As of now, the fact remains: Davis is first and foremost a shot blocker. For the time being, teams have to consider the worst-case scenario: Can a one-way force be worth that much to a team and, indeed, to the league as a whole?

"You can see the potential there. But there is a vast difference between potential and actuality." -- John Thompson, former Georgetown coach

TIMING IS A FUNNY THING. If Davis was, for years, a shot blocker in search of a body, the NBA has been, for years, a league in search of Davis. The league, in fact, has been laying the groundwork for his arrival since the 1990s.

In 1995, Garnett set a new standard for mobile, hyperathletic big men; a few years later, Dirk Nowitzki introduced another archetype: the seven-foot superstar with the range and touch of a 2-guard. In 2004, to counter the sludgelike play that had begun to affect its television ratings, the league altered its rules (or at least their enforcement) to allow greater freedom on the perimeter. No more hand-checks meant guards were now free to create space; shooters could pop out with impunity. Soon, the point guard displaced the center as the game's most indispensable position. Stretch 4's (power forwards with range) emerged as essential elements of most offenses.

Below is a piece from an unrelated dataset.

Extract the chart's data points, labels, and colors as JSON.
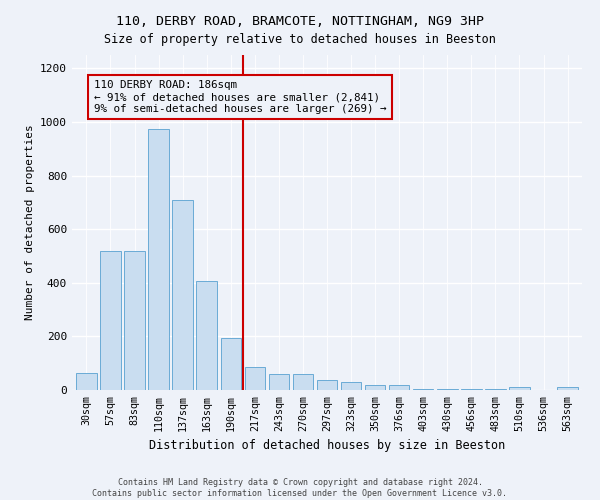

Into this world enters Davis, whose search-and-destroy approach to shot blocking threatens the tyranny of guards and long-bomb forwards. "With the exception of Garnett, there's no defensive lock-down power forward who can guard the perimeter and block shots," says NBA writer Ethan Sherwood Strauss. "Davis has the ability to do that, and it could change the game. Teams are excited to get the guy who will eliminate that advantage, the guy who will be the antidote." In other words, the other players in this draft fill identifiable needs. Davis, unless he's a total bust, adds a new dimension. It's less about how good he is than it is about teams feeling he's an experiment they can't afford to pass up.

Unless he's a total bust ...

For the past five years, stats guru Pelton has calculated projected Wins Above Replacement Player for every incoming rookie. In that time, only four such players have netted a projected WARP of more than 5.0 -- DeJuan Blair (5.7), Kevin Love (5.2), Greg Oden (5.2) and Davis (5.2). The first is now a fringe starter. The second is an All-Star. The third is a cautionary tale. The fourth -- as of now -- is little more than a tantalizingly tall tale.

Today, when teams look at Anthony Davis, they see both the future and the past -- the evolution of a rare species once thought to be extinct. The question is: Can Davis actually be that player, or is he just the first to raise the possibility that he exists?